Publié le 15 décembre 2019 par Legraoully @LeGraoullyOff

Bien sûr, je m’en souviens : ma carrière au conseil constitutionnel fut plutôt calme dans l’ensemble, je ne risquais donc pas d’oublier un incident aussi rocambolesque ! C’était à deux semaines du premier tour des présidentielles de 1965, perspective qui n’était pas faite pour troubler mon quotidien de fonctionnaire : le général De Gaulle était sûr de repasser, l’élection n’intéressait pour ainsi dire personne dans cette France qui ronronnait ! La guerre d’Algérie était finie, personne ne voyait venir le grand bazar de mai 68… Bref, j’étais à deux doigts de m’endormir sur mon bureau quand je vis ce groupe, pour le moins pittoresque, s’approcher de mon guichet.
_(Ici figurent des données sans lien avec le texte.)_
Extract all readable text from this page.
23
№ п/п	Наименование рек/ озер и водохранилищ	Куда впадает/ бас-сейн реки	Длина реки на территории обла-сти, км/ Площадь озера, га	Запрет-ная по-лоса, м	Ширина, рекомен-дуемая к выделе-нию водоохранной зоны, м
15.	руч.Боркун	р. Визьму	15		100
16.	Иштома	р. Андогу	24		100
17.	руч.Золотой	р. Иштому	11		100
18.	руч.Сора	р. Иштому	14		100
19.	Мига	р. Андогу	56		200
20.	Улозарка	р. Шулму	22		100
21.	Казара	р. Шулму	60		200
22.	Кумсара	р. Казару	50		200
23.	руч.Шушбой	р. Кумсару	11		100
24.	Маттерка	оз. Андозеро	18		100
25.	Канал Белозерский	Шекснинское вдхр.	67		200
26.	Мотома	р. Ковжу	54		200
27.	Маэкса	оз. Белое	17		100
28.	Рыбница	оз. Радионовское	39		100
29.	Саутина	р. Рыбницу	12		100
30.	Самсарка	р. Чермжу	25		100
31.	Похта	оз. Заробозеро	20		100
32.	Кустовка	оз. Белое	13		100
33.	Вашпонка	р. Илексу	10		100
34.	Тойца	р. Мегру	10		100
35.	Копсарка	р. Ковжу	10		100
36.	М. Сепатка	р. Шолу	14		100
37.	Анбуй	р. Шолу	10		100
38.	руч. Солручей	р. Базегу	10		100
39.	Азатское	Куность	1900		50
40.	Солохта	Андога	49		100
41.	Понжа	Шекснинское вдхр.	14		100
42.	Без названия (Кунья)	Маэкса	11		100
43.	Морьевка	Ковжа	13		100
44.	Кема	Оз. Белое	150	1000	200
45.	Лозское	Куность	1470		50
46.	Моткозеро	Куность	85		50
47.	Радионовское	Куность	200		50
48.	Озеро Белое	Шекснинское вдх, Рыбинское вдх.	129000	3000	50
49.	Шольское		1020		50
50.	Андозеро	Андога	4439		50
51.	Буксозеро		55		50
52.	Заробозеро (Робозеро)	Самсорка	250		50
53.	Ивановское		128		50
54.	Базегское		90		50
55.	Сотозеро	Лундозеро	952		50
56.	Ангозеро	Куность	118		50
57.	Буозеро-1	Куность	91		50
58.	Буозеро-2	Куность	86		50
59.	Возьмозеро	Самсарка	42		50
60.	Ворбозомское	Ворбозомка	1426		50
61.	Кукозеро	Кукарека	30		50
Ils étaient six, cinq hommes et une femme. En tête de file, un homme assez corpulent, portant des décorations et une petite moustache blanche, menait la marche d’un pas martial. La femme, d’allure gracile, semblait avoir déjà atteint un certain âge mais avait gardé cette élégance naturelle typique des femmes du monde. Derrière elle, un individu à la mine patibulaire et à la moustache en brosse à chiendent précédait un monsieur distingué qui avait vaguement l’air d’un artiste, lui-même suivi d’un particulier en tenue d’épicier. Mais l’homme qui fermait le cortège état indubitablement le plus folklorique : chapeau boule, large moustache rousse, plastron blanc, chope de bière à la main… Un cockney londonien égaré en plein Paris ! Mais ce qui me frappa le plus chez cet individu, qui était sans doute le doyen de la troupe, était la relative indifférence que je lisais dans son regard, contrastant violemment avec l’air déterminé de ses compagnons qu’il ne devait suivre que par courtoisie.

Quand l’homme à la moustache blanche avait atteint mon guichet, je me préparai à lui demander le motif de la visite, mais je ne pus même pas commencer ma phrase ; avant même que je n’aie pu desserrer les dents, il déposa sous mes yeux une mince liasse de papiers et lança, comme s’il tenait à être entendu de l’extérieur : « Citoyen, voici les parrainages d’élus pour la candidature de l’homme que nécessite la patrie ! » Quelque peu secoué par cette annonce aussi grandiloquente qu’inattendue, je restai quelques secondes bouche bée avant de lui demander des précisions : après m’avoir fait part de l’étonnement qui lui inspirait mon ignorance, il m’expliqua que lui et ses compagnons venaient en tant que représentant d’un candidat à l’élection présidentielle dont j’avais vaguement entendu parler ; j’avais pourtant cru comprendre que l’intéressé avait démenti sa candidature qui, de toute façon, n’aurait eu aucune chance de faire de l’ombre à celle du général. Néanmoins, par pure politesse, je jetai un coup d’œil rapide à la liste de signatures que mon interlocuteur avait déposée devant moi.

Peu après, je repris la parole, le plus aimablement possible : « Bon. Alors, premièrement, monsieur…

– Major ! m’interrompit-il sans ménagement.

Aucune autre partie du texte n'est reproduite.